Phosphorylation of IRF-3 on Ser 339 Generates a Hyperactive Form of IRF-3 Through Regulation of Dimerization and CBP Association

Faculty of Pharmacy, Institut de Recherche en Immunologie et Cancérologie, Departments of Pharmacology and Molecular Biology, Centre Hospitalier de l'Université de Montréal and Department of Biochemistry, University of Montreal, Montreal, H3C 3J7, Canada

^* To whom correspondence should be addressed. Email: marc.servant{at}umontreal.ca.

	Abstract

The IKK-related kinases, TBK1 and IKKi, were recently shown to be responsible for the C-terminal phosphorylation of IRF-3. However, the identity of the phosphoacceptor site(s) targeted by these two kinases remains unclear. Using a biological assay based on the production of IRF-3-mediated anti-viral cytokines production, we demonstrate here that all Ser/Thr clusters of IRF-3 are required for its optimal transactivation capacity.
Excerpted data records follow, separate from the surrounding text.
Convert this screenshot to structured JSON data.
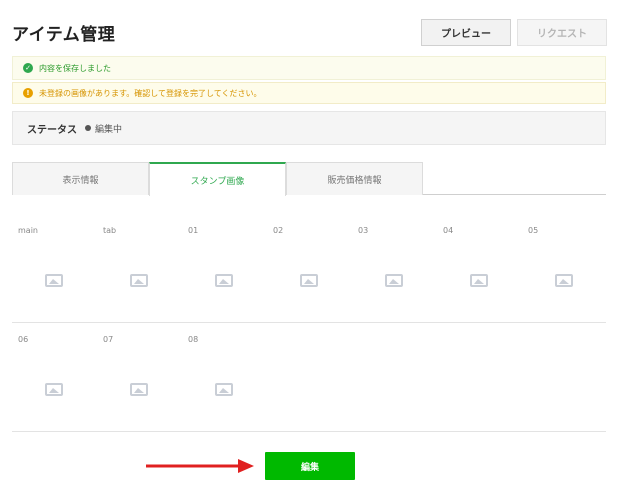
{
  "header": {
    "title": "アイテム管理",
    "preview_label": "プレビュー",
    "request_label": "リクエスト"
  },
  "alerts": {
    "success": {
      "icon": "check-circle-icon",
      "icon_glyph": "✓",
      "text": "内容を保存しました"
    },
    "warning": {
      "icon": "exclamation-circle-icon",
      "icon_glyph": "!",
      "text": "未登録の画像があります。確認して登録を完了してください。"
    }
  },
  "status": {
    "label": "ステータス",
    "value": "編集中"
  },
  "tabs": [
    {
      "label": "表示情報"
    },
    {
      "label": "スタンプ画像"
    },
    {
      "label": "販売価格情報"
    }
  ],
  "active_tab": "スタンプ画像",
  "slots": [
    {
      "label": "main"
    },
    {
      "label": "tab"
    },
    {
      "label": "01"
    },
    {
      "label": "02"
    },
    {
      "label": "03"
    },
    {
      "label": "04"
    },
    {
      "label": "05"
    },
    {
      "label": "06"
    },
    {
      "label": "07"
    },
    {
      "label": "08"
    }
  ],
  "footer": {
    "edit_label": "編集"
  },
  "colors": {
    "accent_green": "#00b900",
    "success_text": "#2a9a2a",
    "warning_text": "#d69400",
    "arrow_red": "#e02020"
  }
}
In vitro kinase assays using full length His-IRF3 as a substrate combined with mass spectrometry analysis revealed that serine 402 and serine 396 are directly targeted by TBK1. Analysis of Ser/Thr to Ala mutants revealed that S396A mutation, located in cluster II, abolished IRF-3 homodimerization, CBP association and nuclear accumulation. However, production of anti-viral cytokines was still present in IRF-3 S396A expressing cells. Interestingly, mutation of serine 339, which is involved in IRF-3 stability, also abrogated CBP association and dimerization without affecting gene transactivation as long as serine 396 remained available for phosphorylation. Complementation of MEFs IRF-3 KO also reveals a compensatory mechanism of serine 339 and serine 396 in the ability of IRF-3 to induce IFN-stimulated genes (ISGs) ISG56 and ISG54 expression. These data lead us to reconsider the current model of IRF-3 activation. We propose that conventional biochemical assays used to measure IRF-3 activation are not sensitive enough do detect the small fraction of IRF-3 needed to elicit a biological response. Importantly, our study establishes a molecular link between the role of serine 339 in IRF-3 homodimerization, CBP association, and its destabilization.